„Mach dich hübsch!“
Das weibliche Ohr in einer Nahaufnahme. Der Betrachter ist irritiert. Was soll das denn? Die Antwort: Hinsehen, zuhören, nachdenken. Die Fotoserie Ohren entstand in den Straßen von New York. Aus Alltäglichem Außergewöhnliches entwickeln. Das ist die Kunst der Isa Genzken. Schau genauer hin! Das ist ihr Motto. „Mach dich hübsch“, heißt nun ihre erste umfassende Werkschau, die jetzt im Berliner Gropius-Bau zu sehen ist. Sei ein weiblicher Narr, fordert sie. Setze die Welt neu zusammen. Und das tut sie.
„Ich wollte schon immer den Mut haben, total verrückte, unmögliche und auch falsche Dinge zu tun“, sagte die gelernte Bildhauerin einmal. Geboren 1948 in Bad Oldeslohe zählt Isa Genzken heute zu den einflussreichsten Künstlern ihrer Generation. Sie war Meisterschülerin bei Gerhard Richter und zwölf Jahre mit dem Malerpapst liiert. Sie erkämpfte sich als Frau in der Männerdomäne Bildhauerei ihren Platz. Still und bescheiden im Auftreten, aber direkt, kompromisslos und provokativ in ihren Arbeiten.

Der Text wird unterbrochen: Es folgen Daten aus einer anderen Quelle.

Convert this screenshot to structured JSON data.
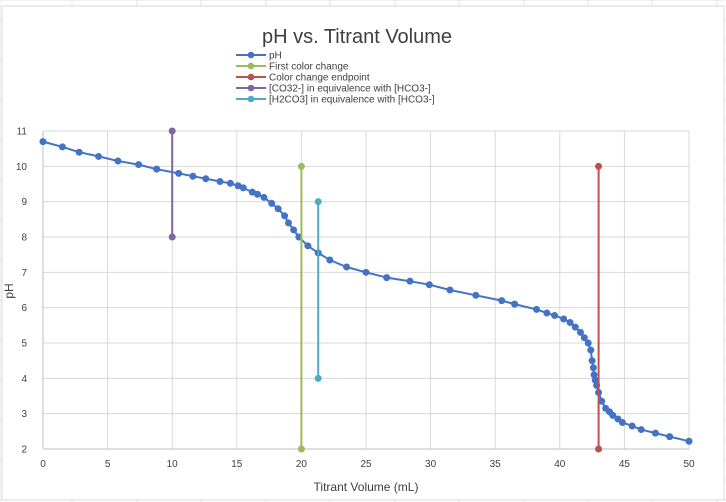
{
  "chart_data": {
    "type": "scatter",
    "title": "pH vs. Titrant Volume",
    "xlabel": "Titrant Volume (mL)",
    "ylabel": "pH",
    "xlim": [
      0,
      50
    ],
    "ylim": [
      2,
      11
    ],
    "xticks": [
      "0",
      "5",
      "10",
      "15",
      "20",
      "25",
      "30",
      "35",
      "40",
      "45",
      "50"
    ],
    "yticks": [
      "2",
      "3",
      "4",
      "5",
      "6",
      "7",
      "8",
      "9",
      "10",
      "11"
    ],
    "grid": true,
    "legend_position": "top",
    "series": [
      {
        "name": "pH",
        "color": "#4472c4",
        "x": [
          0,
          1.5,
          2.8,
          4.3,
          5.8,
          7.4,
          8.8,
          10.5,
          11.6,
          12.6,
          13.7,
          14.5,
          15.1,
          15.5,
          16.2,
          16.6,
          17.1,
          17.7,
          18.2,
          18.7,
          19.0,
          19.4,
          19.8,
          20.5,
          21.3,
          22.2,
          23.5,
          25,
          26.6,
          28.4,
          29.9,
          31.5,
          33.5,
          35.5,
          36.5,
          38.2,
          39,
          39.6,
          40.3,
          40.8,
          41.2,
          41.6,
          41.9,
          42.2,
          42.4,
          42.5,
          42.6,
          42.65,
          42.75,
          42.85,
          43.0,
          43.25,
          43.55,
          43.85,
          44.1,
          44.5,
          44.85,
          45.6,
          46.3,
          47.4,
          48.5,
          50
        ],
        "y": [
          10.7,
          10.55,
          10.4,
          10.28,
          10.15,
          10.05,
          9.92,
          9.8,
          9.72,
          9.65,
          9.57,
          9.52,
          9.45,
          9.39,
          9.27,
          9.21,
          9.12,
          8.95,
          8.8,
          8.6,
          8.4,
          8.2,
          8.0,
          7.75,
          7.55,
          7.35,
          7.15,
          7.0,
          6.85,
          6.75,
          6.65,
          6.5,
          6.35,
          6.2,
          6.1,
          5.95,
          5.85,
          5.78,
          5.68,
          5.58,
          5.45,
          5.3,
          5.15,
          5.0,
          4.8,
          4.5,
          4.3,
          4.1,
          3.95,
          3.8,
          3.6,
          3.35,
          3.15,
          3.05,
          2.95,
          2.85,
          2.75,
          2.65,
          2.55,
          2.45,
          2.35,
          2.22
        ]
      },
      {
        "name": "First color change",
        "color": "#9bbb59",
        "x": [
          20,
          20
        ],
        "y": [
          2,
          10
        ]
      },
      {
        "name": "Color change endpoint",
        "color": "#c0504d",
        "x": [
          43,
          43
        ],
        "y": [
          2,
          10
        ]
      },
      {
        "name": "[CO32-] in equivalence with [HCO3-]",
        "color": "#8064a2",
        "x": [
          10,
          10
        ],
        "y": [
          8,
          11
        ]
      },
      {
        "name": "[H2CO3] in equivalence with [HCO3-]",
        "color": "#4bacc6",
        "x": [
          21.3,
          21.3
        ],
        "y": [
          4,
          9
        ]
      }
    ]
  }
}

Sei frech. Akzeptiere keine Grenzen. Das sind so Isa Genzken-Sätze: „Ich verknüpfe gerne Dinge, die vorher zusammenhanglos dastanden. Diese Verbindung ist wie ein Händedruck zwischen Menschen.“ So präsentiert sie die Nofretete mit Sonnenbrille, einen Weltempfänger aus Beton oder das Röntgenbild ihres Kopfes mit Weinglas. Die Künstlerin im ungewöhnlichen Selbst-Porträt, als „Mona Isa“. Die Künstlerin rüstete 2007 den Deutschen Pavillon auf der Biennale ein, um den monumentalen Nazi-Bau zu karikieren. Das war ihr Durchbruch beim breiten Publikum. Sie nahm mit ihren Material-Collagen mehrfach an der Documenta in Kassel teil. Sie hat ein Faible für Alltagsgegenstände und Architektur. Hochhäuser beeindrucken sie.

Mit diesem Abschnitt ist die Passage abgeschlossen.